TEMPO.CO, Surabaya - Alat terapi kanker temuan Warsito P. Taruno dinilai terbukti secara ilmiah mampu membunuh sel-sel kanker. Temuan ini dijelaskan dalam disertasi yang berjudul “Mekanisme Kematian Sel Akibat Pajanan Medan Listrik Energi Lemah dengan Frekuensi Menengah” karya doktor alumnus Fakultas Kedokteran Universitas Airlangga, Sahudi Salim.
Disertasi Sahudi membuktikan secara ilmiah efek pajanan medan listrik voltase rendah dari alat Electro-Capacitive Cancer Therapy (ECCT) yang diciptakan Warsito terhadap kematian tiga macam kultur sel kanker.
“Mekanisme kerja alat ini masuk akal dan aman karena berkaitan dengan sifat kelistrikan di dalam sel,” kata Sahudi saat ditemui Tempo seusai mengajar di RSUD dr. Soetomo Surabaya, Kamis, 3 Desember 2015. ECCT memanfaatkan saat-saat sel kanker sedang membelah, yang kondisinya sangat rentan dan gampang dimatikan.
Sel-sel kanker gagal membuat mikrotubulus yang berperan penting bagi perkembangan sel. Dalam penelitian secara in vitro itu ia memakai sel Hela, sel Kanker Rongga Mulut, dan sel Mesenkim Sumsum Tulang. Ketiga sel dibagi menjadi dua kelompok dengan masing-masing delapan replikasi, yaitu kelompok perlakuan yang dipajan dengan ECCT selama 24 jam dan kelompok kontrol.
Setelah 24 jam, jumlah sel hidup dan sel mati dihitung dengan menggunakan pewarnaan Tryphan Blue, serta diperiksa ekspresi protein TubulinA, Cyclin B, p53, dan Ki-67. “Ternyata sel kanker mati secara signifikan, sedangkan nonkanker seperti sel-sel kontrol lainnya yang dibutuhkan tubuh, masih hidup.” Bahkan, protein sel Ki-67 yang diidentikkan dengan sel kanker berhenti dalam kondisi mitosis.
Sahudi mengakui ECCT tak menjamin sepenuhnya keselamatan sel normal. Namun ia mengingatkan terdapat perbedaan mendasar antara sel normal dan sel kanker. Sel normal tak senantiasa membelah diri, bahkan dalam kurun waktu 24 jam. Sebaliknya, sel kanker membelah diri secara cepat alias abnormal kurang dari 24 jam.
Untuk itu, meski terbukti membunuh kanker, alat ECCT belum sempurna. Alat ini, kata Sahudi, memerlukan pendampingan dari dokter. “Kapan alat ini dipakai, kapan dihentikan, dan seterusnya.”
Selain itu, untuk perkembangannya, dokter dapat mengkaji lebih jauh di titik-titik mana saja ECCT dapat diletakkan.
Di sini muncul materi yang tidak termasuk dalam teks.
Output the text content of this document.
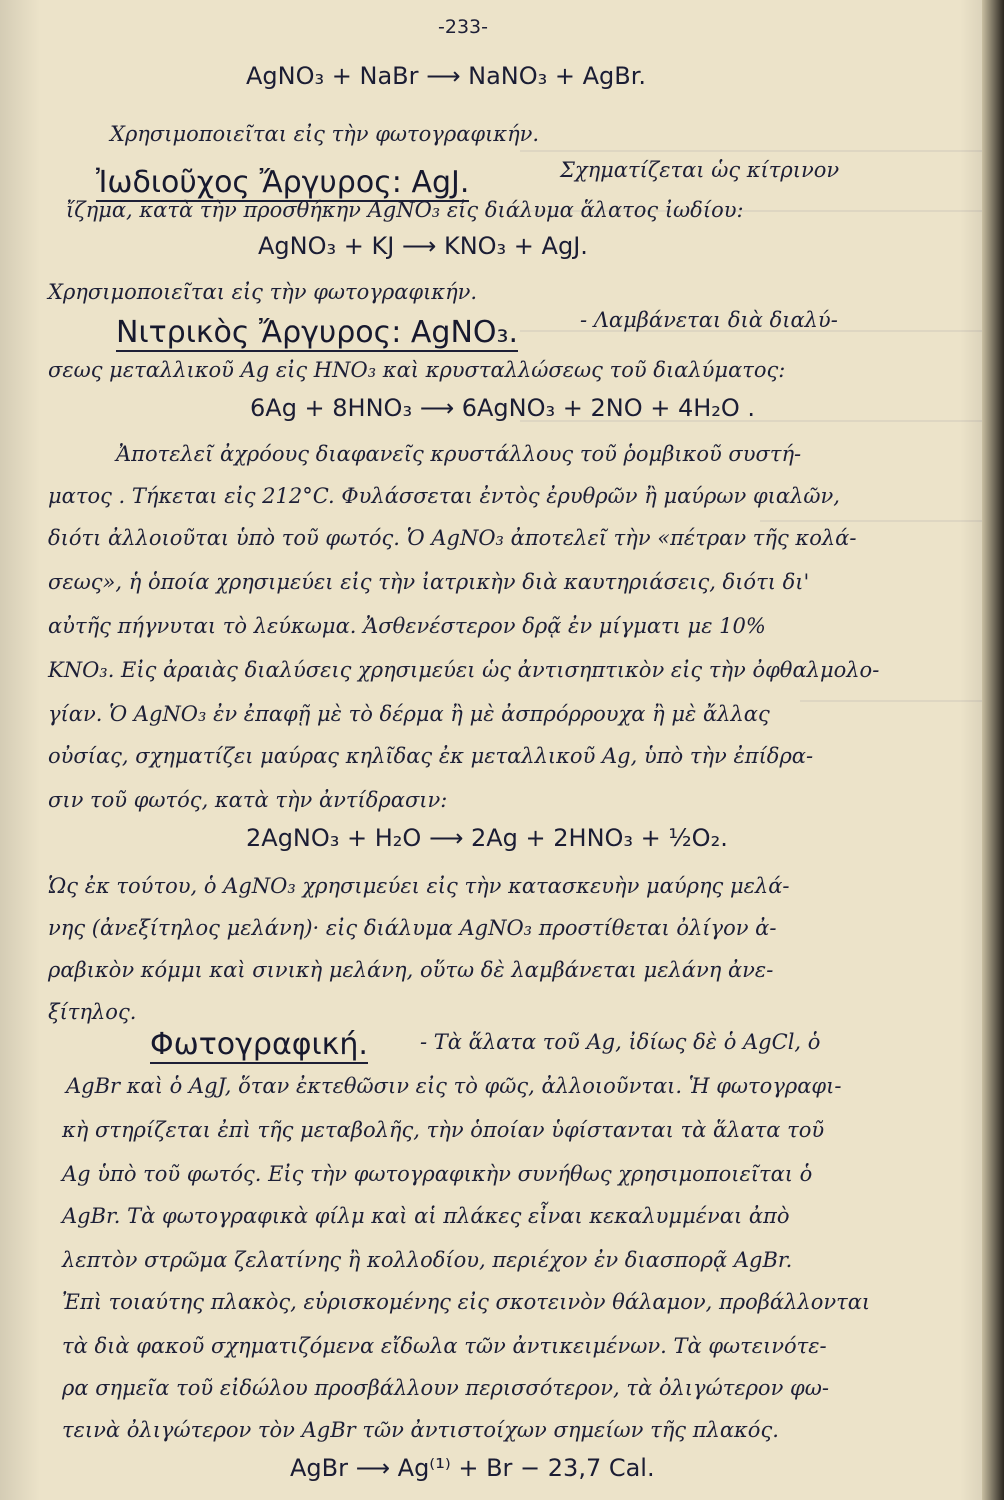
-233-
AgNO₃ + NaBr ⟶ NaNO₃ + AgBr.
Χρησιμοποιεῖται εἰς τὴν φωτογραφικήν.
Ἰωδιοῦχος Ἄργυρος: AgJ.	Σχηματίζεται ὡς κίτρινον
ἴζημα, κατὰ τὴν προσθήκην AgNO₃ εἰς διάλυμα ἅλατος ἰωδίου:
AgNO₃ + KJ ⟶ KNO₃ + AgJ.
Χρησιμοποιεῖται εἰς τὴν φωτογραφικήν.
Νιτρικὸς Ἄργυρος: AgNO₃.	- Λαμβάνεται διὰ διαλύ-
σεως μεταλλικοῦ Ag εἰς HNO₃ καὶ κρυσταλλώσεως τοῦ διαλύματος:
6Ag + 8HNO₃ ⟶ 6AgNO₃ + 2NO + 4H₂O .
Ἀποτελεῖ ἀχρόους διαφανεῖς κρυστάλλους τοῦ ῥομβικοῦ συστή-
ματος . Τήκεται εἰς 212°C. Φυλάσσεται ἐντὸς ἐρυθρῶν ἢ μαύρων φιαλῶν,
διότι ἀλλοιοῦται ὑπὸ τοῦ φωτός. Ὁ AgNO₃ ἀποτελεῖ τὴν «πέτραν τῆς κολά-
σεως», ἡ ὁποία χρησιμεύει εἰς τὴν ἰατρικὴν διὰ καυτηριάσεις, διότι δι'
αὐτῆς πήγνυται τὸ λεύκωμα. Ἀσθενέστερον δρᾷ ἐν μίγματι με 10%
KNO₃. Εἰς ἀραιὰς διαλύσεις χρησιμεύει ὡς ἀντισηπτικὸν εἰς τὴν ὀφθαλμολο-
γίαν. Ὁ AgNO₃ ἐν ἐπαφῇ μὲ τὸ δέρμα ἢ μὲ ἀσπρόρρουχα ἢ μὲ ἄλλας
οὐσίας, σχηματίζει μαύρας κηλῖδας ἐκ μεταλλικοῦ Ag, ὑπὸ τὴν ἐπίδρα-
σιν τοῦ φωτός, κατὰ τὴν ἀντίδρασιν:
2AgNO₃ + H₂O ⟶ 2Ag + 2HNO₃ + ½O₂.
Ὡς ἐκ τούτου, ὁ AgNO₃ χρησιμεύει εἰς τὴν κατασκευὴν μαύρης μελά-
νης (ἀνεξίτηλος μελάνη)· εἰς διάλυμα AgNO₃ προστίθεται ὀλίγον ἀ-
ραβικὸν κόμμι καὶ σινικὴ μελάνη, οὕτω δὲ λαμβάνεται μελάνη ἀνε-
ξίτηλος.
Φωτογραφική. - Τὰ ἅλατα τοῦ Ag, ἰδίως δὲ ὁ AgCl, ὁ
AgBr καὶ ὁ AgJ, ὅταν ἐκτεθῶσιν εἰς τὸ φῶς, ἀλλοιοῦνται. Ἡ φωτογραφι-
κὴ στηρίζεται ἐπὶ τῆς μεταβολῆς, τὴν ὁποίαν ὑφίστανται τὰ ἅλατα τοῦ
Ag ὑπὸ τοῦ φωτός. Εἰς τὴν φωτογραφικὴν συνήθως χρησιμοποιεῖται ὁ
AgBr. Τὰ φωτογραφικὰ φίλμ καὶ αἱ πλάκες εἶναι κεκαλυμμέναι ἀπὸ
λεπτὸν στρῶμα ζελατίνης ἢ κολλοδίου, περιέχον ἐν διασπορᾷ AgBr.
Ἐπὶ τοιαύτης πλακὸς, εὑρισκομένης εἰς σκοτεινὸν θάλαμον, προβάλλονται
τὰ διὰ φακοῦ σχηματιζόμενα εἴδωλα τῶν ἀντικειμένων. Τὰ φωτεινότε-
ρα σημεῖα τοῦ εἰδώλου προσβάλλουν περισσότερον, τὰ ὀλιγώτερον φω-
τεινὰ ὀλιγώτερον τὸν AgBr τῶν ἀντιστοίχων σημείων τῆς πλακός.
AgBr ⟶ Ag⁽¹⁾ + Br − 23,7 Cal.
Dengan begitu, temuan Warsito itu dapat optimal dalam mematikan sel kanker. “Karena Pak Warsito bukan dokter, kemungkinan tidak memahami ke mana saja arah sel-sel kanker dapat menyebar,” kata Sahudi.
Dokter spesialis bedah kepala dan leher itu mengakui bahwa ia sendiri telah lama menerapkan terapi ECCT kepada pasiennya. Ia menganjurkan beberapa pasiennya menggunakan ECCT sebagai terapi tambahan. “Tentu saya memilih-milih pasien yang mana, tidak sembarangan.” Ia juga menjelaskan bahwa alat ini, misalnya pada pasien kanker stadium lanjut, hanya mengurangi nyeri. Tidak sedikit yang akhirnya sembuh.
Sahudi meminta agar kalangan dokter bersikap lebih terbuka dan mau memperluas wawasan. Polemik soal apakah kanker menjadi semakin parah akibat penggunaan ECCT, sebaiknya disikapi dengan jernih. Ia mengajak kalangan dokter berintrospeksi melihat fenomena banyaknya pasien yang berduyun-duyun mendatangi Klinik Riset Terapi ECCT. “Banyak di antara pasien itu yang gagal berkomunikasi dengan dokter. Ini artinya dokter gagal memberikan rasa aman kepada mereka.”
Ia juga menyarankan pemerintah agar tidak mematikan penelitian Warsito, tetapi memberikan fasilitas khusus. “Jangan ditolak dengan kasar, tapi jadikan alat ini sebagai unggulan. Cepat atau lambat, teknologi terapan ECCT itu akan ditemukan dan digunakan oleh negara lain.”